Gıda Tarım ve Hayvancılık Bakanı Ahmet Fakıbaba, et fiyatlarının yüksek olması konusunda inanılmaz bir çözüm önerisinde bulundu.
Sayın bakanımızın et fiyatlarının düşmesi için önerdiği "müthiş" çözüm şu: "Bundan sonra eti 50 liradan yemeyeceksiniz. Yüzde 40 düşük fiyata yiyeceksiniz. Yeter ki altın fiyatları da yüzde 40 düşsün. Etin fiyatı da altın fiyatlarına paralel olarak düşer.

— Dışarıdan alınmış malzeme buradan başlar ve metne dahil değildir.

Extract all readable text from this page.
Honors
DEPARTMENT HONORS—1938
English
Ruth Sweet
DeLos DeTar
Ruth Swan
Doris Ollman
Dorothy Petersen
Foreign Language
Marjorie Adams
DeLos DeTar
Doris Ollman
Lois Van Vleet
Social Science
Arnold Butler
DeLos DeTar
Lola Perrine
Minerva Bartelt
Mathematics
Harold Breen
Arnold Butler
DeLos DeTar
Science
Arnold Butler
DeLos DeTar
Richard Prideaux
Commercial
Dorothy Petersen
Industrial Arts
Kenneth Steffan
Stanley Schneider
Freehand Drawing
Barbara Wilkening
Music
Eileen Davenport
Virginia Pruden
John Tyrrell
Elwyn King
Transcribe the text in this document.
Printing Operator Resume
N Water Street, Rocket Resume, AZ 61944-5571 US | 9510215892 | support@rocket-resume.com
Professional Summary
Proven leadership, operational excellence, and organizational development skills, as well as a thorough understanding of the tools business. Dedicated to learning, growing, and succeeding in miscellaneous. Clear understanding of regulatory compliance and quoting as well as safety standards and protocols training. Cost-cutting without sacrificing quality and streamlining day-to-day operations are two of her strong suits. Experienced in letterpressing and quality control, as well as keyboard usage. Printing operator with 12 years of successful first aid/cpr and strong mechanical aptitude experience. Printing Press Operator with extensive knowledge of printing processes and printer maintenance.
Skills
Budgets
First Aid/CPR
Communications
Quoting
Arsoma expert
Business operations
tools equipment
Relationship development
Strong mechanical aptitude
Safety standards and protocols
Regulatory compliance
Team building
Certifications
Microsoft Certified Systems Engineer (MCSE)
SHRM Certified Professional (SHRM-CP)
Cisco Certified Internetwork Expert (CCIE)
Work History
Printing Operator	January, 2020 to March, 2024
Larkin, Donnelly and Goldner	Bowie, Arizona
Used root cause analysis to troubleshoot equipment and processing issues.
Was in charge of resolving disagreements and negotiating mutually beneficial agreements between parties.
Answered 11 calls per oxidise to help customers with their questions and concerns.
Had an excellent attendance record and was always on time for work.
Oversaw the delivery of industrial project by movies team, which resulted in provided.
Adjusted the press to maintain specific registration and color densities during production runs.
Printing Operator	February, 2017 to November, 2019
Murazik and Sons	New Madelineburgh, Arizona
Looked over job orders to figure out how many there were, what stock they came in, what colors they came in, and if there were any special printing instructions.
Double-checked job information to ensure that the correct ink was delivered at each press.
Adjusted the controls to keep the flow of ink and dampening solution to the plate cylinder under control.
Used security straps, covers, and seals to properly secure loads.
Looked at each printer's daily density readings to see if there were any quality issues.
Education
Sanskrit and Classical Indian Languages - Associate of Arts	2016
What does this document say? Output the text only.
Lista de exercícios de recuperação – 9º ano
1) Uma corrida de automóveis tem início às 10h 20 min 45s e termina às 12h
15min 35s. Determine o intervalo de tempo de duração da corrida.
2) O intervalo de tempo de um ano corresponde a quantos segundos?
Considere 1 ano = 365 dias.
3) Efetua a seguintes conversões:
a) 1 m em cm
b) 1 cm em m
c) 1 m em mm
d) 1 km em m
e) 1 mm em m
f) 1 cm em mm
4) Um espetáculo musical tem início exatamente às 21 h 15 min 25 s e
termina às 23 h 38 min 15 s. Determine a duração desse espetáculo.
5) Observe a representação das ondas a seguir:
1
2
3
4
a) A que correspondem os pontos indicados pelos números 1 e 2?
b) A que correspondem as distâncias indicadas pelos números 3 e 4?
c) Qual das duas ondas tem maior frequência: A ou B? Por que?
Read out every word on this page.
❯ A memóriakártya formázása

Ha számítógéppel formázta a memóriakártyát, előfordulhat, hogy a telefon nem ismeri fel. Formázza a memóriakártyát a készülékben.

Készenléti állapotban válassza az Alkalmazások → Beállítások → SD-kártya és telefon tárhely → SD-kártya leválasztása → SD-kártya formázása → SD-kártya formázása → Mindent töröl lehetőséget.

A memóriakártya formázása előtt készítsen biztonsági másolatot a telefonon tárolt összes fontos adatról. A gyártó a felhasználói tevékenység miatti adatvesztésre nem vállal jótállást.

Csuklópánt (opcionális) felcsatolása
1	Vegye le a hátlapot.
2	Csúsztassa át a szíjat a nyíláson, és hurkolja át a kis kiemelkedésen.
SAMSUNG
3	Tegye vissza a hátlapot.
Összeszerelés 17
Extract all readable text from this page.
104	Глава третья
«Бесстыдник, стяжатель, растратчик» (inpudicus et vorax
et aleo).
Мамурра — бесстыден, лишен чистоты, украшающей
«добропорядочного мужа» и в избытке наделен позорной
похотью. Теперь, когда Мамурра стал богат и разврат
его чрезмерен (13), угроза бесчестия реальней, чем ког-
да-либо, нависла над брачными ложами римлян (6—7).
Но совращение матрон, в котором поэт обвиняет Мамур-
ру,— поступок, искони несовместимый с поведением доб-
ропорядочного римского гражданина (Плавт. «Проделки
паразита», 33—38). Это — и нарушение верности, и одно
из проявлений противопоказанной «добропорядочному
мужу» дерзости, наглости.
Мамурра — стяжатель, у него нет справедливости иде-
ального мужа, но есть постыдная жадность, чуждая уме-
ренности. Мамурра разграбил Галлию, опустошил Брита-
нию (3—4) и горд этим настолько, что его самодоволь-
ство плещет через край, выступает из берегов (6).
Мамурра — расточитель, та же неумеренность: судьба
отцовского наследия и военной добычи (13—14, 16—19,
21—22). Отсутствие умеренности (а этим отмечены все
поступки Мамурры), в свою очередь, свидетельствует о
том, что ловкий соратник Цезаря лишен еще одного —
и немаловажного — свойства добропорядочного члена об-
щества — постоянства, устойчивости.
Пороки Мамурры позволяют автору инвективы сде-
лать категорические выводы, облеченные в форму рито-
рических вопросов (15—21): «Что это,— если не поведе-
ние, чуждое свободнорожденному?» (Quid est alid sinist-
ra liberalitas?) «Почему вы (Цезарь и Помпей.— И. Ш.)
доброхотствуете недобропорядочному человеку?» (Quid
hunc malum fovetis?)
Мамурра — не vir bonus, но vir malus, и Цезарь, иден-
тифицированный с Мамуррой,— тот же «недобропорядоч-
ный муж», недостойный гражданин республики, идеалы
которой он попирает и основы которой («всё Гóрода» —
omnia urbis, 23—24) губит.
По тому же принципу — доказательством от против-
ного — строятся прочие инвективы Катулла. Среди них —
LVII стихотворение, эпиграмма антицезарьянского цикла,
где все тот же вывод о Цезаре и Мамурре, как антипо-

Bakanlık olarak kısa zamanda et fiyatlarıyla ilgili çalışma yapacağız."
Yani bakana göre et fiyatlarının düşmesi için altın fiyatlarının düşmesi gerekiyor!
Et, altına endekslenmiş durumda!
Et fiyatının düşmesi için ot fiyatının düşmesi lazım dese tamam anlardık da et ile altının ne alakası var?
Zaten bu açıklamayı yapalı bir hafta oldu ve bir haftadan beri birçok ziraat profesörü, tarım uzmanı, hayvan besicisi ile konuşup "et fiyatını düşmesi altın fiyatına mı bağlı" diye sordum hepsi de "dalga mı geçiyorsun?" dedi.
Oysa et fiyatlarının dünyada zirve yaptığı bir ülke olmamızı açıklamak için altın fiyatlarına değil hayvancılık politikalarına bakmak lazım.
Son 35 yılda hayvan varlığımızdaki ciddi azalmayı görmek lazım. 35 yıl önce 16 milyon olan sığır varlığı bugün neden 14 milyona, 1 milyonu aşan manda sayısının neden 80 bine düştüğünü sorgulamak lazım.
49 milyon olan koyun varlığımızın neden 19 milyona, 19 milyon olan keçi varlığımızın da bugün neden 7 milyona düştüğünü araştırmamız lazım.
Meralarda amaç dışı kullanımların, tahribatların ve azalmaların mera hayvancılığına dayalı üretime vurduğu darbeyi görmek lazım.
35 yıl önce yani 1982'de nüfusumuz 46 milyon.
Bugün 80 milyon.
Yani nüfusumuzun yaklaşık yüzde 100 arttığı, ama hayvan varlığımızın neden yüzde 100 hatta daha fazla azaldığını sorgulamamadan et fiyatlarını ucuzlamak mümkün mü?
En kötü tahminle hayvan sayımızın nüfus artış hızına göre iki katına çıkması lazımken bu feci azalmanın doğal etkisi olarak et fiyatlarını artışının altın fiyatıyla alakası yok.
Türkiye, et üretiminde meydana gelen bu azalmanın fiyatlara olan etkisini ortadan kaldırmak için 2010 yılında et ithalatına başladı. 2010'da ithal et 6 TL'ye alınıyordu. Bugün canlı etin kilosu 14 lira.
Son olarak Müslüman Boşnak kardeşlerimizi katletmiş olan Sırplardan 5000 ton et ithal edeceğimizi sevinçle açıklama noktasına geldik.
Oysa bu tablo karşısında sevinmek değil oturup ağlamamız lazım.
Bu ülke hangi tarım politikalarından dolayı, hangi yem politikalarından dolayı, hangi mera politikalarından dolayı hayvancılığını bu hale getirdi diye oturup tartışmamız lazımken "altın" fiyatıyla oyalanıyoruz.
Hayvancılığın altı üstüne gelmişken biz "altınla "uğraşıyoruz.